Created attachment 288523 [details] Full dmesg output with both patches applied I just realized that the last dmesg log was truncated for some reason. This one is complete.
So I'm not entirely sure if this is related to my previous problem but I'm now encountering a different kind of USB problems. USB equipment is still the same as described in the first message. The new problem leads to all USB devices getting disconnected, USB audio as well as mouse. The USB keyboard continues working because I guess it is working via PS2 internally? The problem has been occurring pretty much since the previous issue was fixed but only sporadically. Today it occurred for the first time in ~4 weeks and sometimes it happened several times in a day. The last messages in the dmesg log are: [ 7075.685892] xhci_hcd 0000:2a:00.3: xHCI host not responding to stop endpoint command. [ 7075.685895] xhci_hcd 0000:2a:00.3: USBSTS: [ 7075.701768] xhci_hcd 0000:2a:00.3: xHCI host controller not responding, assume dead [ 7075.701775] xhci_hcd 0000:2a:00.3: HC died; cleaning up [ 7075.701808] usb 3-1: USB disconnect, device number 2 [ 7075.766108] usb 3-2: USB disconnect, device number 3 [ 7075.766110] usb 3-2.4: USB disconnect, device number 4
Created attachment 292705 [details] DMESG log from todays lockup.

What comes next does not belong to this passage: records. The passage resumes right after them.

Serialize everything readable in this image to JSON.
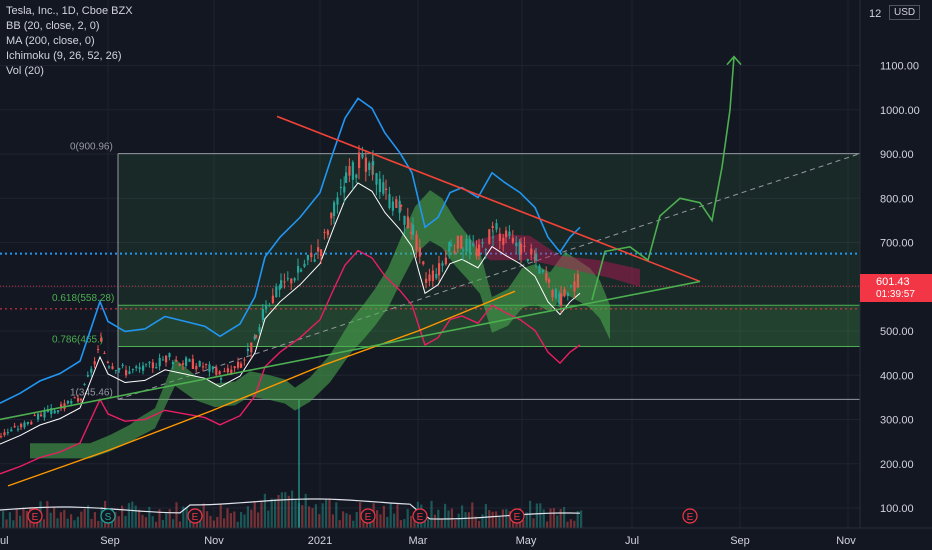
{
  "legend": {
    "title": "Tesla, Inc., 1D, Cboe BZX",
    "bb": "BB (20, close, 2, 0)",
    "ma": "MA (200, close, 0)",
    "ichimoku": "Ichimoku (9, 26, 52, 26)",
    "vol": "Vol (20)"
  },
  "currency": "USD",
  "last_price": "601.43",
  "countdown": "01:39:57",
  "colors": {
    "background": "#131722",
    "bb_upper": "#2196f3",
    "bb_basis": "#ffffff",
    "bb_lower": "#e91e63",
    "ma200": "#ff9800",
    "cloud_bull": "#4caf50",
    "cloud_bear": "#c2185b",
    "triangle_top": "#f44336",
    "triangle_bottom": "#4caf50",
    "projection": "#4caf50",
    "up_candle": "#26a69a",
    "down_candle": "#ef5350"
  },
  "chart_data": {
    "type": "line",
    "title": "Tesla, Inc., 1D, Cboe BZX",
    "y_axis": {
      "ticks": [
        100,
        200,
        300,
        400,
        500,
        600,
        700,
        800,
        900,
        1000,
        1100
      ],
      "tick_labels": [
        "100.00",
        "200.00",
        "300.00",
        "400.00",
        "500.00",
        "600.00",
        "700.00",
        "800.00",
        "900.00",
        "1000.00",
        "1100.00"
      ],
      "top_partial_label": "12",
      "ylim": [
        65,
        1225
      ]
    },
    "x_axis": {
      "ticks": [
        "Sep",
        "Nov",
        "2021",
        "Mar",
        "May",
        "Jul",
        "Sep",
        "Nov"
      ],
      "first_partial_label": "ul"
    },
    "fib_levels": [
      {
        "label": "0(900.96)",
        "value": 900.96
      },
      {
        "label": "0.618(558.28)",
        "value": 558.28
      },
      {
        "label": "0.786(465.)",
        "value": 465
      },
      {
        "label": "1(345.46)",
        "value": 345.46
      }
    ],
    "horizontal_levels": {
      "dotted_blue": 675,
      "dotted_red": 550,
      "last_price": 601.43
    },
    "event_markers": [
      "E",
      "S",
      "E",
      "E",
      "E",
      "E",
      "E"
    ],
    "series": [
      {
        "name": "Close",
        "color": "#b2b5be",
        "points": [
          [
            "Jul",
            265
          ],
          [
            "Aug",
            320
          ],
          [
            "Sep",
            420
          ],
          [
            "Oct",
            440
          ],
          [
            "Nov",
            405
          ],
          [
            "Dec",
            610
          ],
          [
            "2021",
            730
          ],
          [
            "Jan-late",
            850
          ],
          [
            "Feb",
            810
          ],
          [
            "Mar",
            660
          ],
          [
            "Apr",
            700
          ],
          [
            "Apr-late",
            700
          ],
          [
            "May",
            590
          ],
          [
            "May-late",
            601
          ]
        ]
      },
      {
        "name": "MA 200",
        "color": "#ff9800",
        "points": [
          [
            "Jul",
            150
          ],
          [
            "Sep",
            230
          ],
          [
            "Nov",
            320
          ],
          [
            "2021",
            420
          ],
          [
            "Mar",
            500
          ],
          [
            "May",
            590
          ]
        ]
      }
    ]
  }
}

Created attachment 292707 [details] Older dmesg log with debug information added Log created as per the previous instructions (message 2). I just enabled the settings on system start in the hopes of capturing the hang so the files are quite big.
Created attachment 292709 [details] Content of /sys/kernel/debug/tracing/trace Created as per previous comment. Uploaded at:
Created attachment 292711 [details] Content of /sys/kernel/debug/tracing/trace Unpacked file is ~200mb. Ran for the entirety of the systems uptime to be able to catch the bug.